Projede kullanılan şovalye figürü, özenle işlenmiş kaneviçe detaylarıyla dikkat çekiyor. Renk tonlarından dikişlerin düzenine kadar her ayrıntı, İngiliz zanaatkârlık geleneğine gönderme yapıyor. Bu minyatür kahraman, Londra’nın kırsal bölgelerinden başlayarak köprülerden geçiyor, şehrin hareketli merkezinden ilerliyor ve sonunda Tate Britain müzesine ulaşıyor. Hikâye boyunca, şovalye hem modern şehrin dinamizmini hem de Burberry’nin köklü mirasını yansıtıyor.
Burberry’nin Üç Bölümlük Yolculuğu
Burberry, Sonbahar/Kış 2025 koleksiyonunun tanıtımı için hazırladığı bu hikâyeyi üç kısa video halinde izleyiciyle buluşturdu. Her bölüm, şovalye figürünün hedefine biraz daha yaklaşmasını gösteriyor. Videolar, koleksiyonun ruhunu nostaljik bir masalsılık ve çağdaş bir yaratıcılık dengesiyle aktarıyor.
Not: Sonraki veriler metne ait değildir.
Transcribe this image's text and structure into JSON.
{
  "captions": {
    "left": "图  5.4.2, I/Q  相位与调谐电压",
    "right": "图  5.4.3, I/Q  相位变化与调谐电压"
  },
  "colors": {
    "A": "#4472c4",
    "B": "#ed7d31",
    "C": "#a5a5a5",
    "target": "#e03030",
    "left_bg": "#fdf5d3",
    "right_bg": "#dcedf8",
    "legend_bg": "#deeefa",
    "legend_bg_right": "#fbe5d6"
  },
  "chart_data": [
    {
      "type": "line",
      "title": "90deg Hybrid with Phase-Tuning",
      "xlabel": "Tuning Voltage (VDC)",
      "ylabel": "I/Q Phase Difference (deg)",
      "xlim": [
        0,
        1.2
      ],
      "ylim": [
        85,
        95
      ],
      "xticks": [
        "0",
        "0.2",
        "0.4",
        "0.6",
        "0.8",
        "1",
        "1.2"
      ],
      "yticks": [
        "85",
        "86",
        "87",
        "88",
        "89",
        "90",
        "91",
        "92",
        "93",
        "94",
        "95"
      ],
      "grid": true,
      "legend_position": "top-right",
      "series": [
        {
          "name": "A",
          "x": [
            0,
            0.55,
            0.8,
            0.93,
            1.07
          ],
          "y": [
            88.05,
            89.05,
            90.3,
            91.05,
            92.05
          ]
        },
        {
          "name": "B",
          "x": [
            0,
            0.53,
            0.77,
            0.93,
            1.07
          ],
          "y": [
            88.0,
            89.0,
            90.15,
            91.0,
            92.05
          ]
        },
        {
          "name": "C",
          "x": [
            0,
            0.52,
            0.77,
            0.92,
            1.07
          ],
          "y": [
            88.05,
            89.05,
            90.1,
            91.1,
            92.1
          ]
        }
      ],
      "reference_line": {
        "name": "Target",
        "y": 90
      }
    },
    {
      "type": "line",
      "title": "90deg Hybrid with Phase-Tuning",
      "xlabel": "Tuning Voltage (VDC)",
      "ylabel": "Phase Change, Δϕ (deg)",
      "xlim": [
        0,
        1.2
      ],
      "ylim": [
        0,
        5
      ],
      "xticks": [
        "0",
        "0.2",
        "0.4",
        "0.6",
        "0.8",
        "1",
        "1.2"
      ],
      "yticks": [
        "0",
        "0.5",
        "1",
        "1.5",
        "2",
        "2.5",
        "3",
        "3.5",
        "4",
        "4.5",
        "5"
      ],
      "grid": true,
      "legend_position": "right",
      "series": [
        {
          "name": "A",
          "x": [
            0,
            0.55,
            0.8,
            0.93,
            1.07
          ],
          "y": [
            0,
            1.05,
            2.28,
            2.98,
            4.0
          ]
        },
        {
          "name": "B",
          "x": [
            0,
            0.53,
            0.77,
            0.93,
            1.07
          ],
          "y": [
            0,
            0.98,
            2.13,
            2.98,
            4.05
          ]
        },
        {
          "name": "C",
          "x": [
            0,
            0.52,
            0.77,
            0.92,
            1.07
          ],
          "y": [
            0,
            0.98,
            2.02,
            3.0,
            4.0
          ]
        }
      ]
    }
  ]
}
Burberry böylece sadece defile günü değil, öncesinde de markanın gündemde kalmasını sağlayacak güçlü bir görsel anlatı oluşturuyor.
Yönetmen Daniel Quirke önderliğinde hayata geçirilen projede, toplam 120 kare tek tek dikilerek ve çekilerek hazırlandı. Stop-motion tekniği, her hareketin kare kare düzenlenmesini gerektiriyor; bu da süreci hem zaman alıcı hem de titizlik isteyen bir hale getiriyor. Kamera arkası görüntülerinde, ekibin figürü adım adım canlandırırken yaşadığı keyif ve yaratıcı işbirliği net bir şekilde görülüyor.
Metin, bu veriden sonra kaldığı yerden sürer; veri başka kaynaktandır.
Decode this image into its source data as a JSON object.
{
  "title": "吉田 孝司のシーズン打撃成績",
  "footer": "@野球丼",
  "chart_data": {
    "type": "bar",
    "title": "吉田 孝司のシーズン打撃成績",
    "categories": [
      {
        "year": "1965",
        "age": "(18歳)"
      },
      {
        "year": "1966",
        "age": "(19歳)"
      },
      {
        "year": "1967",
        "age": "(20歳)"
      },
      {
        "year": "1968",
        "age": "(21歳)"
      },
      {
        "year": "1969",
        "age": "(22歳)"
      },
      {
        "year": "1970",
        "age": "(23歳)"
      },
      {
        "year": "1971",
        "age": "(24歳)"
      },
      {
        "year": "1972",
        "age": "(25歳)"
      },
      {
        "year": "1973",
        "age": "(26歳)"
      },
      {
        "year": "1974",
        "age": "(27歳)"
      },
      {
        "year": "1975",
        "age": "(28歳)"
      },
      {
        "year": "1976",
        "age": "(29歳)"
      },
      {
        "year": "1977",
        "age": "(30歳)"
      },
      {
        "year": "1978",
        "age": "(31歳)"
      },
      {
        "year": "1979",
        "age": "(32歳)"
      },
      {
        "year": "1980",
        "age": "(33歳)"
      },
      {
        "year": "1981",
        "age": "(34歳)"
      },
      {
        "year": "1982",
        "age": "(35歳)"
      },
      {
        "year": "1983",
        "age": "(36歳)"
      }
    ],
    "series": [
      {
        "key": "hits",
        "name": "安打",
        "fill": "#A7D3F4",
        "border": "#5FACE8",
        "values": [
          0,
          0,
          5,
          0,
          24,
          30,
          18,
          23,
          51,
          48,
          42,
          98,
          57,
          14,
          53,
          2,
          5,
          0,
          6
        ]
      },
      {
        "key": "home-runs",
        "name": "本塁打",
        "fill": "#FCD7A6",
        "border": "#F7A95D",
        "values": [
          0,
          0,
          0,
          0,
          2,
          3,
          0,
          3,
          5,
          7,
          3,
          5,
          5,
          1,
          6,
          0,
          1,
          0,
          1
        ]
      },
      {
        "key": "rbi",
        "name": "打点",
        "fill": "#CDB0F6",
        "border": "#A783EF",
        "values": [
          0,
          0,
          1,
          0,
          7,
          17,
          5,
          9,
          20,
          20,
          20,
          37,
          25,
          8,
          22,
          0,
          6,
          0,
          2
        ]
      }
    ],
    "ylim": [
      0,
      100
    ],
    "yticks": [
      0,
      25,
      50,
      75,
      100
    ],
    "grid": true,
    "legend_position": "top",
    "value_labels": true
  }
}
Moda ve Sanatın Kesişim Noktası
Bu proje, Burberry’nin yalnızca moda tasarımında değil, marka hikâyesini aktarma biçiminde de yenilikçi olduğunu kanıtlıyor. Kaneviçe gibi geleneksel bir el işçiliği tekniği ile stop-motion gibi modern bir animasyon yönteminin birleşimi, markaya hem nostaljik hem de çağdaş bir kimlik kazandırıyor. Bu yaklaşım, lüks moda markalarının son dönemde giderek daha fazla başvurduğu “hikâye odaklı pazarlama” anlayışının etkileyici bir örneğini oluşturuyor.
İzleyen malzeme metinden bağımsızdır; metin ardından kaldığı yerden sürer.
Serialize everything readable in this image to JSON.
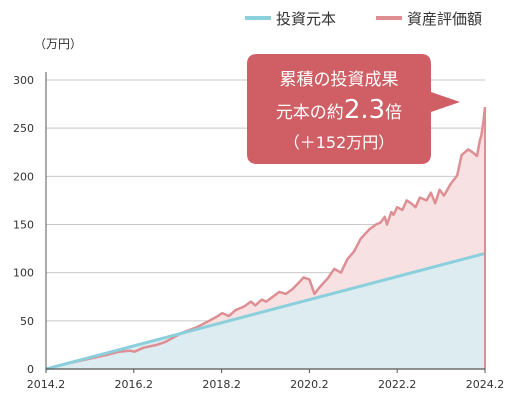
{
  "colors": {
    "principal_line": "#8ccfdc",
    "principal_fill": "#dcecf1",
    "asset_line": "#de8f94",
    "asset_fill": "#f8e1e2",
    "callout": "#cf5f65",
    "grid": "#c9c9c9",
    "axis": "#555555"
  },
  "callout": {
    "line1": "累積の投資成果",
    "line2_prefix": "元本の約",
    "line2_value": "2.3",
    "line2_suffix": "倍",
    "line3": "（＋152万円）"
  },
  "chart_data": {
    "type": "area",
    "unit_label": "（万円）",
    "xlabel": "",
    "ylabel": "",
    "ylim": [
      0,
      300
    ],
    "xlim": [
      2014.0833,
      2024.0833
    ],
    "y_ticks": [
      0,
      50,
      100,
      150,
      200,
      250,
      300
    ],
    "x_ticks": [
      {
        "label": "2014.2",
        "value": 2014.0833
      },
      {
        "label": "2016.2",
        "value": 2016.0833
      },
      {
        "label": "2018.2",
        "value": 2018.0833
      },
      {
        "label": "2020.2",
        "value": 2020.0833
      },
      {
        "label": "2022.2",
        "value": 2022.0833
      },
      {
        "label": "2024.2",
        "value": 2024.0833
      }
    ],
    "grid": true,
    "legend_position": "top-right",
    "series": [
      {
        "name": "投資元本",
        "points": [
          [
            2014.0833,
            0
          ],
          [
            2024.0833,
            120
          ]
        ]
      },
      {
        "name": "資産評価額",
        "points": [
          [
            2014.0833,
            0
          ],
          [
            2014.5,
            5
          ],
          [
            2015.0,
            10
          ],
          [
            2015.5,
            15
          ],
          [
            2015.75,
            18
          ],
          [
            2016.0,
            19
          ],
          [
            2016.1,
            18
          ],
          [
            2016.3,
            22
          ],
          [
            2016.6,
            25
          ],
          [
            2016.8,
            28
          ],
          [
            2017.0,
            33
          ],
          [
            2017.2,
            38
          ],
          [
            2017.5,
            43
          ],
          [
            2017.8,
            50
          ],
          [
            2018.0,
            55
          ],
          [
            2018.1,
            58
          ],
          [
            2018.25,
            55
          ],
          [
            2018.4,
            61
          ],
          [
            2018.6,
            65
          ],
          [
            2018.75,
            70
          ],
          [
            2018.85,
            66
          ],
          [
            2019.0,
            72
          ],
          [
            2019.1,
            70
          ],
          [
            2019.25,
            75
          ],
          [
            2019.4,
            80
          ],
          [
            2019.55,
            78
          ],
          [
            2019.7,
            83
          ],
          [
            2019.85,
            90
          ],
          [
            2019.95,
            95
          ],
          [
            2020.0833,
            93
          ],
          [
            2020.2,
            78
          ],
          [
            2020.3,
            84
          ],
          [
            2020.5,
            94
          ],
          [
            2020.65,
            104
          ],
          [
            2020.8,
            100
          ],
          [
            2020.95,
            114
          ],
          [
            2021.1,
            122
          ],
          [
            2021.25,
            135
          ],
          [
            2021.45,
            145
          ],
          [
            2021.6,
            150
          ],
          [
            2021.7,
            152
          ],
          [
            2021.8,
            158
          ],
          [
            2021.85,
            150
          ],
          [
            2021.95,
            163
          ],
          [
            2022.0,
            160
          ],
          [
            2022.0833,
            168
          ],
          [
            2022.2,
            165
          ],
          [
            2022.3,
            175
          ],
          [
            2022.4,
            172
          ],
          [
            2022.5,
            168
          ],
          [
            2022.6,
            178
          ],
          [
            2022.75,
            175
          ],
          [
            2022.85,
            183
          ],
          [
            2022.95,
            172
          ],
          [
            2023.05,
            186
          ],
          [
            2023.15,
            180
          ],
          [
            2023.3,
            192
          ],
          [
            2023.45,
            201
          ],
          [
            2023.55,
            222
          ],
          [
            2023.7,
            228
          ],
          [
            2023.8,
            225
          ],
          [
            2023.9,
            221
          ],
          [
            2023.97,
            238
          ],
          [
            2024.0,
            242
          ],
          [
            2024.05,
            258
          ],
          [
            2024.0833,
            272
          ]
        ]
      }
    ]
  }
}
Burberry, Tate Britain müzesinde sergilenecek Sonbahar/Kış 2025 koleksiyonu için bu yaratıcı girişimi kullanarak yalnızca ürünlerini tanıtmakla kalmıyor; aynı zamanda izleyiciyle duygusal bir bağ kuruyor. Şovalye figürünün azmi, markanın yenilikçi vizyonu ve İngiliz kültürüne olan bağlılığı ile birleşerek güçlü bir marka hikâyesine dönüşüyor. Burberry’nin şovalyesi bu yolculukta yalnızca Londra Moda Haftası’na değil, aynı zamanda izleyicinin kalbine de koşuyor.
Benzer içerikler için tıklayın.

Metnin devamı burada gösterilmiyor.